Would like to get to this web site https://www.vermontfederal.org/home/home always did, not now, message SSL_ERROR_NO_CYPHER_OVERLAP
I can't get to my bank's website, where I used to go for many years. the site is:
https://www.vermontfederal.org/home/home
I get message of Error: SSL_ERROR_NO_CYPHER_OVERLAP
It just happened out of nowhere. Thank you for help I can't change to newer browser, because I would have to change to newer system software on my Mac and would loose lots of software installed years ago which I like. The system on my Mac is OS 10.8.5 Evzen Holas
All Replies (5)
Hi Evzen, many banks are tightening up their connection requirements, and you are running a very old version of Firefox that doesn't have the latest ciphers built-in.

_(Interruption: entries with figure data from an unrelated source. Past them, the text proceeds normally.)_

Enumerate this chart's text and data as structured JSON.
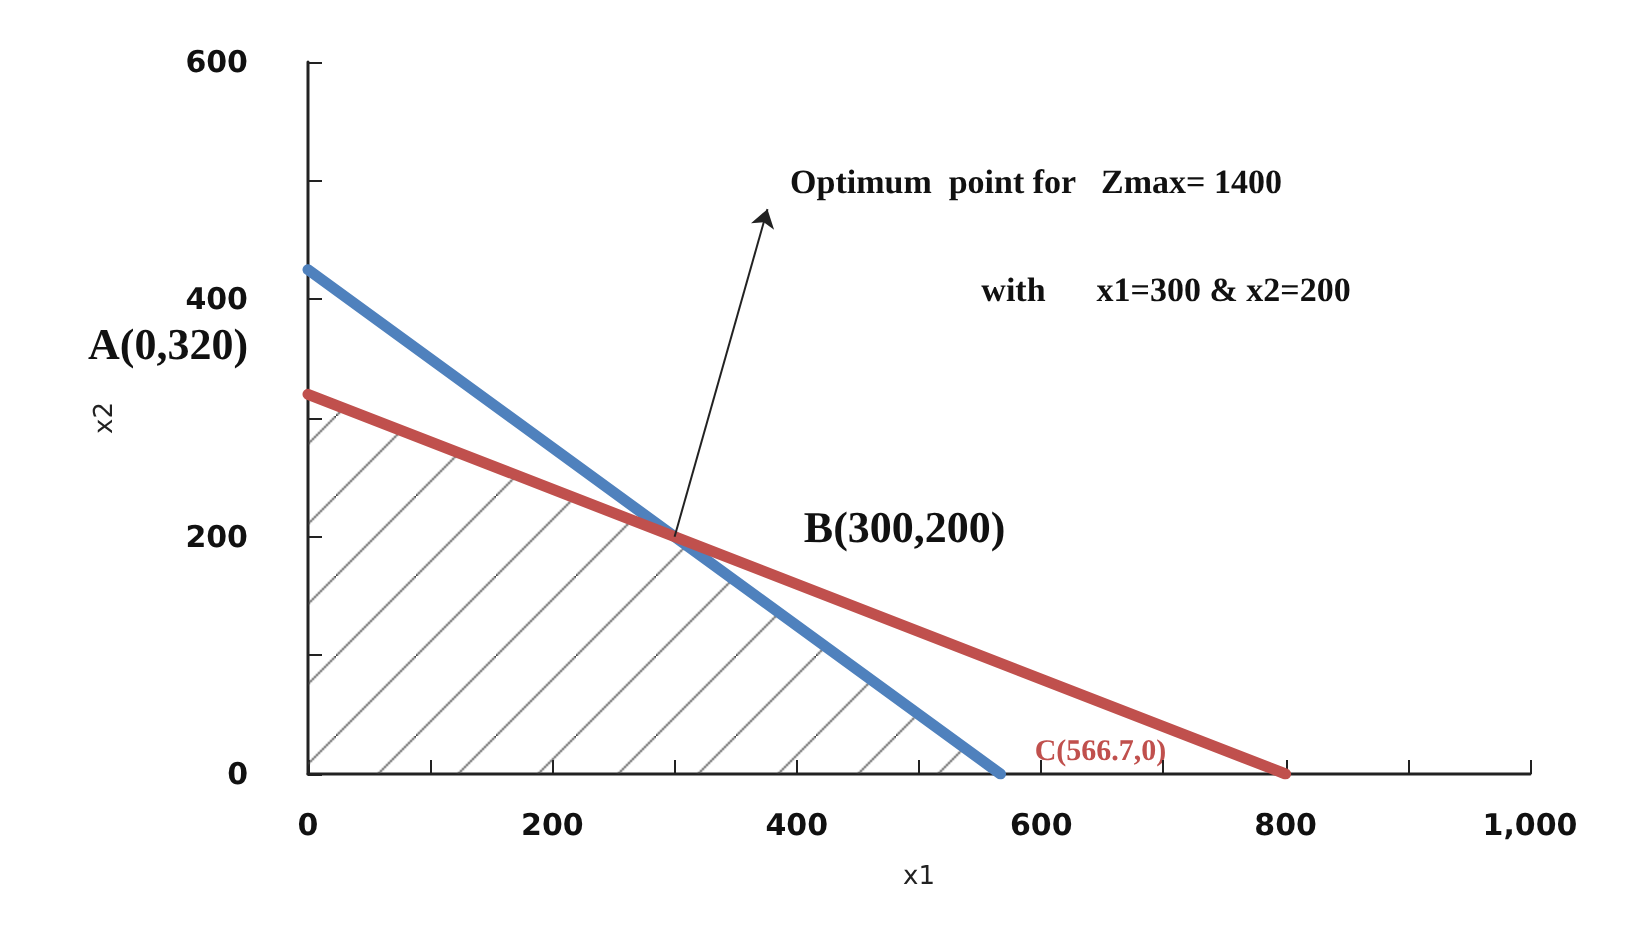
{
  "chart_data": {
    "type": "line",
    "xlabel": "x1",
    "ylabel": "x2",
    "series": [
      {
        "type": "area",
        "color": "#404040",
        "x": [
          0,
          300,
          566.7
        ],
        "values": [
          320,
          200,
          0
        ]
      },
      {
        "color": "#4f81bd",
        "x": [
          0,
          566.7
        ],
        "values": [
          425,
          0
        ]
      },
      {
        "color": "#c0504d",
        "x": [
          0,
          800
        ],
        "values": [
          320,
          0
        ]
      }
    ],
    "xlim": [
      0,
      1000
    ],
    "ylim": [
      0,
      600
    ],
    "xticks": [
      0,
      {
        "value": 100,
        "label": null
      },
      200,
      {
        "value": 300,
        "label": null
      },
      400,
      {
        "value": 500,
        "label": null
      },
      600,
      {
        "value": 700,
        "label": null
      },
      800,
      {
        "value": 900,
        "label": null
      },
      {
        "value": 1000,
        "label": "1,000"
      }
    ],
    "yticks": [
      0,
      {
        "value": 100,
        "label": null
      },
      200,
      {
        "value": 300,
        "label": null
      },
      400,
      {
        "value": 500,
        "label": null
      },
      600
    ],
    "annotations": [
      "Optimum  point for   Zmax= 1400",
      "with      x1=300 & x2=200",
      {
        "text": "A(0,320)",
        "x": 0,
        "y": 320
      },
      {
        "text": "B(300,200)",
        "x": 300,
        "y": 200
      },
      {
        "text": "C(566.7,0)",
        "x": 566.7,
        "y": 0
      }
    ],
    "grid": false,
    "marker": "none",
    "line_style": "solid"
  }
}
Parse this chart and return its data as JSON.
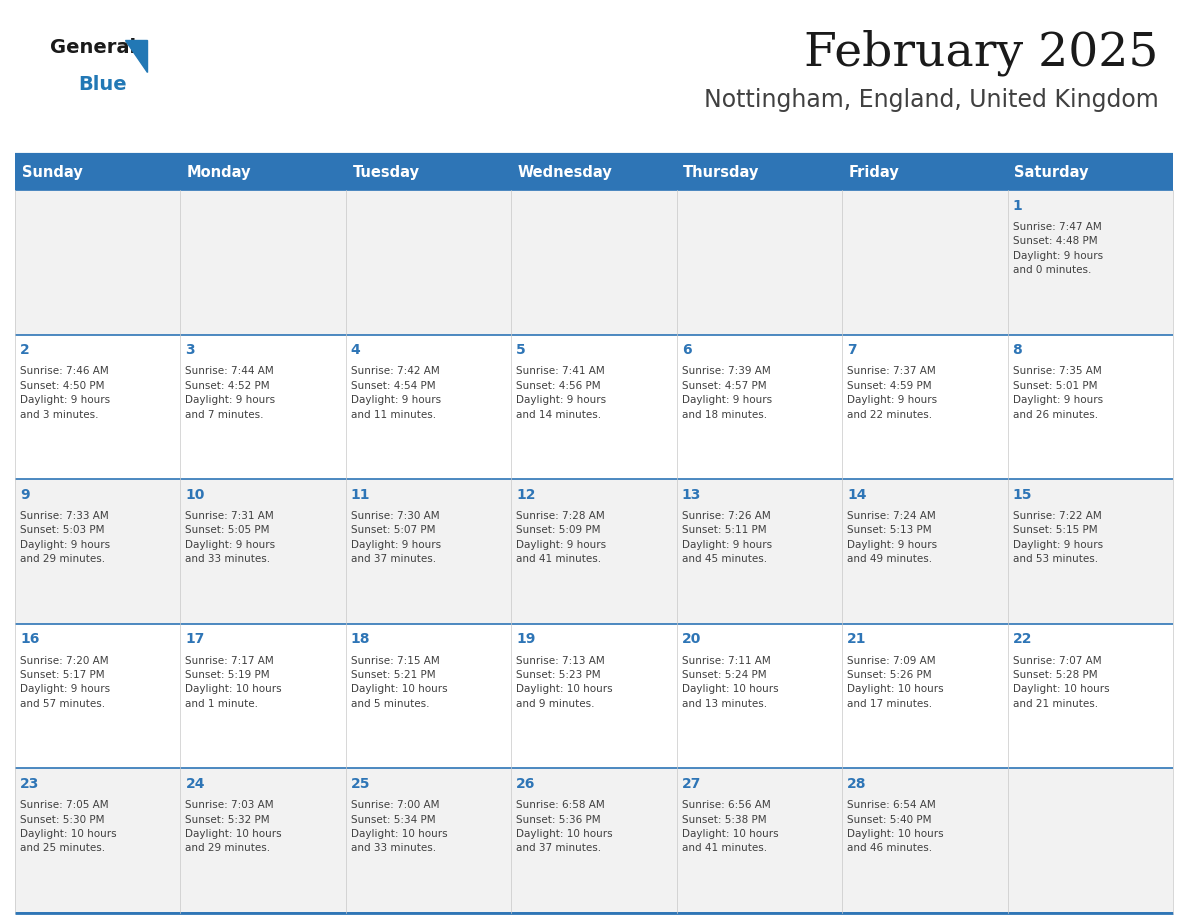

The following page shows the bank has very strict connection requirements:
- TLS 1.2 only (not 1.0 or 1.1)
- One of these two ciphers:
- TLS_ECDHE_RSA_WITH_AES_256_GCM_SHA384
- TLS_ECDHE_RSA_WITH_AES_256_CBC_SHA384
https://www.ssllabs.com/ssltest/analyze.html?d=www.vermontfederal.org
Apparently Firefox 48 can't do that. Have you tried Safari?
Enter about:config in the URL bar and check values of security.tls.version.min and security.tls.version.max. Try to set security.tls.version.max = 3.
Modified
In current Firefox, you also would want the following enabled. I don't know whether it exists in Firefox 48:
(1) In a new tab, type or paste about:config in the address bar and press Enter/Return. Click the button promising to be careful or accepting the risk.
(2) In the search box above the list, type or paste gcm and pause while the list is filtered
(3) If the security.ssl3.ecdhe_rsa_aes_256_gcm_sha384 preference is bolded and "modified" or "user set" to false, double-click it to restore the default value of true
If it's missing completely, well, there's yer trouble.
To my helpers I can't use safari, I would have to update system software, which I do not want to do. (because thenewer once suck) My security.tls.version.max. is by default set to 3 And security.ssl3.ecdhe_rsa_aes_256_gcm_sha384, I do not have there, I have security.ssl3.ecdhe_rsa_aes_128_gcm_sha256
Thank you for trying. Is there any hope. It just happened out of nowhere, I was fine with this for years and other websites , like Pay Pal etc work
Since Firefox 48 cannot connect directly -- it doesn't have either of the required ciphers -- you would need to connect indirectly through a proxy. The proxy would accept your lower security connection, and would make a higher security connection with the target website.
Common proxies include security programs that intercept and filter your web connection, but I don't know if they will work in this situation. You could test one out, just be aware that you may need to restart your system or use an option in the software to set up Firefox to trust it (proxies generate fake website certificates). This help article lists some of the common ones: How to troubleshoot security error codes on secure websites.